Comidas do Cerrado na merenda escolar

Subsecretária aponta benefícios da medida e os desafios para implementação

Por Thamiris de Azevedo

Os alimentos do Cerrado são ricos em vitaminas

A Secretaria de Educação do Distrito Federal recebeu a nota técnica “Caminhos do Cerrado na Alimentação Escolar do DF”, produzida pelo Instituto de Pesquisa e Estatística do Distrito Federal (IPEDF). O estudo indica diretrizes para a inserção de produtos florestais não madeireiros do Cerrado nos cardápios das escolas da rede públicas e conveniadas de ensino. A iniciativa está alinhada às diretrizes do Programa Nacional de Alimentação Escolar (PNAE), que prevê a destinação de pelo menos 45% dos recursos para a agricultura familiar.

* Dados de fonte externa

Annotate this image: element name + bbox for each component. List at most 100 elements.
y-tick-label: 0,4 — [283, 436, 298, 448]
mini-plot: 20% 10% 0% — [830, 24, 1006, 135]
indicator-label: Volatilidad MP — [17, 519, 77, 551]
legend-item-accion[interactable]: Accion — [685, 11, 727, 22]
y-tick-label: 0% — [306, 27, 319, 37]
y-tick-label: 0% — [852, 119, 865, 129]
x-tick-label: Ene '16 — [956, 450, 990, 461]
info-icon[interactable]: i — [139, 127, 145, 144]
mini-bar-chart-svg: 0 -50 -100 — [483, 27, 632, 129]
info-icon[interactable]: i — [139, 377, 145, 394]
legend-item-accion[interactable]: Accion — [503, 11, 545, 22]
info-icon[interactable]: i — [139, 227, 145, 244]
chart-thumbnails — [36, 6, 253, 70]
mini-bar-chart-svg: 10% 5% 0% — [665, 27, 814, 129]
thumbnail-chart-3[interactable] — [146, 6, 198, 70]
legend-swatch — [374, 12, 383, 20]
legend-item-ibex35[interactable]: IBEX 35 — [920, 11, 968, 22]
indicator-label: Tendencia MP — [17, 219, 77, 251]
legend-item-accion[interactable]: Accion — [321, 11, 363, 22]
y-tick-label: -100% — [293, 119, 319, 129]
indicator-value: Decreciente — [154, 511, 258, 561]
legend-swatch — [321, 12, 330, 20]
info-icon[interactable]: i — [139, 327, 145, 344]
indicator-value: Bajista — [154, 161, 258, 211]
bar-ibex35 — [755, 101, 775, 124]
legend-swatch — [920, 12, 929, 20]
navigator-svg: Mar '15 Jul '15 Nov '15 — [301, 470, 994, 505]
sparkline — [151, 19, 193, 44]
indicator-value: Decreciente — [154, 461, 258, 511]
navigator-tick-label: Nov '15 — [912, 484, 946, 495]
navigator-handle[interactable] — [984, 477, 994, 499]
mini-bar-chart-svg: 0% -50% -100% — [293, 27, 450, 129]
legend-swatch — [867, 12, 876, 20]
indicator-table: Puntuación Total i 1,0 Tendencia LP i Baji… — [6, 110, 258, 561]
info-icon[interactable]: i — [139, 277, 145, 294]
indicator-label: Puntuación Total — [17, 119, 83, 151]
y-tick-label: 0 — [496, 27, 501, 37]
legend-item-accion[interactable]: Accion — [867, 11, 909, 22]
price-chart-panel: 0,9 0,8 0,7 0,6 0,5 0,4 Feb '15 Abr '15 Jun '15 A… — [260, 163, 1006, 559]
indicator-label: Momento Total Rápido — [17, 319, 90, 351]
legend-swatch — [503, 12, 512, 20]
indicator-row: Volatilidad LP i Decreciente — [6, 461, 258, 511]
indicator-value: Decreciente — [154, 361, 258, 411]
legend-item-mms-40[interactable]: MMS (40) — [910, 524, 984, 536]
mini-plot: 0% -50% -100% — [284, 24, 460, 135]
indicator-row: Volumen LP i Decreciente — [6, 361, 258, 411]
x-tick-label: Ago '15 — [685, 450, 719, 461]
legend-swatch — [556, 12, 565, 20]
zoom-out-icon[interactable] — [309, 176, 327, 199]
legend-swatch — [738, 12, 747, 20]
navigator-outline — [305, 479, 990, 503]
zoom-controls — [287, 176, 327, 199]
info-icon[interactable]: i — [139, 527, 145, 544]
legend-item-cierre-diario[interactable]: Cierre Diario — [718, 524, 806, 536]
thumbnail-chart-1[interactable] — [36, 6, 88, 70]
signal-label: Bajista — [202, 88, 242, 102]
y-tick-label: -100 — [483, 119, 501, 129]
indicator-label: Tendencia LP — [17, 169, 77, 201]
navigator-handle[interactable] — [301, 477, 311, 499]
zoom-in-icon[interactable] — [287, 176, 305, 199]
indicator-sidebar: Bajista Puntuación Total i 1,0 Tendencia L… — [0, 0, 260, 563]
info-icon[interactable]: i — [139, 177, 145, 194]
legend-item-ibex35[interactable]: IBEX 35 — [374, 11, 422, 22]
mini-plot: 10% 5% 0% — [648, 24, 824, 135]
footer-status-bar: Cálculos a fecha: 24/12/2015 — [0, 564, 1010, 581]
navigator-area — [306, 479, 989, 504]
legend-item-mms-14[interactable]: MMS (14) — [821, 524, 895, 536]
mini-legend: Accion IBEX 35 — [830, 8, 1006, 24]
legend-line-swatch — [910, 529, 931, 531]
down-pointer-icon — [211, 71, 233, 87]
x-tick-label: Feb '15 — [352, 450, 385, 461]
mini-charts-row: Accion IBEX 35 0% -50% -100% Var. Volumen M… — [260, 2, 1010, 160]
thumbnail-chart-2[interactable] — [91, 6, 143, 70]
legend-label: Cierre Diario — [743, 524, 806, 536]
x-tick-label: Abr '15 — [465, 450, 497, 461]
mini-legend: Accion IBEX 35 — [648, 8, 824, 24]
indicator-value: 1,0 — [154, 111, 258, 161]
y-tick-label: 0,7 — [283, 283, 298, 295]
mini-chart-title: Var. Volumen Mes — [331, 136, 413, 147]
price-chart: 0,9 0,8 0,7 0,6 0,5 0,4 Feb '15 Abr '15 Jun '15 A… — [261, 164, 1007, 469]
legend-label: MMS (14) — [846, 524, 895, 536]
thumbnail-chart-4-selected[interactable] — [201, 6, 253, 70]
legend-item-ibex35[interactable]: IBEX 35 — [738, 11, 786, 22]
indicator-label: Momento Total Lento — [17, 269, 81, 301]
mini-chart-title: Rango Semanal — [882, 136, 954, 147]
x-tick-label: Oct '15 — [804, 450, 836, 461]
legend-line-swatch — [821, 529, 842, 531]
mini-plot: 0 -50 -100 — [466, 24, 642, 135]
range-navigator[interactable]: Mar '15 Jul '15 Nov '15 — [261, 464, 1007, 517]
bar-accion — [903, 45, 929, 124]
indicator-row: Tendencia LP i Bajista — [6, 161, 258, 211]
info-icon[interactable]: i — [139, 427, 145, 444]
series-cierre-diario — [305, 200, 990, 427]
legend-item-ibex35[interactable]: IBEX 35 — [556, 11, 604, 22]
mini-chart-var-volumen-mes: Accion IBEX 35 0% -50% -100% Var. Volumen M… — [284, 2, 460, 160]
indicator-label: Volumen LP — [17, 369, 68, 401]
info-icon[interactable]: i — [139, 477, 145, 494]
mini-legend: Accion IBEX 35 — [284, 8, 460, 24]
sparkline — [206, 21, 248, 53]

A nota técnica destaca o potencial nutricional de frutos nativos do Cerrado, como pequi, baru, mangaba, jatobá e cagaita, ricos em vitaminas, minerais, fibras e compostos bioativos. Em entrevista ao Correio da Manhã, a subsecretária de Apoio às Políticas Educacionais, Fernanda Melo, avalia que a adoção desses alimentos contribui com a qualidade da alimentação oferecida aos estudantes.

“Esses alimentos possuem elevada importância nutricional para a alimentação escolar. São naturalmente ricos em vitaminas, minerais, fibras e compostos bioativos, além de apresentarem gorduras de boa qualidade, no caso do baru e do pequi, por exemplo. A inclusão desses frutos contribui para uma alimentação mais equilibrada, diversificada e alinhada às recomendações nutricionais do PNAE”, afirma.

Segundo a subsecretária, a presença desses alimentos no ambiente escolar vai além da nutrição e fortalece a educação alimentar e nutricional. Ela destaca que o contato com os frutos nativos aproxima os estudantes da biodiversidade brasileira e da origem dos alimentos que consomem.

“Esse contato favorece a valorização dos produtos regionais, estimula escolhas alimentares mais saudáveis ao longo da vida, além de poder ser incorporado às práticas pedagógicas voltadas ao estudo do bioma Cerrado e à sua preservação”, diz.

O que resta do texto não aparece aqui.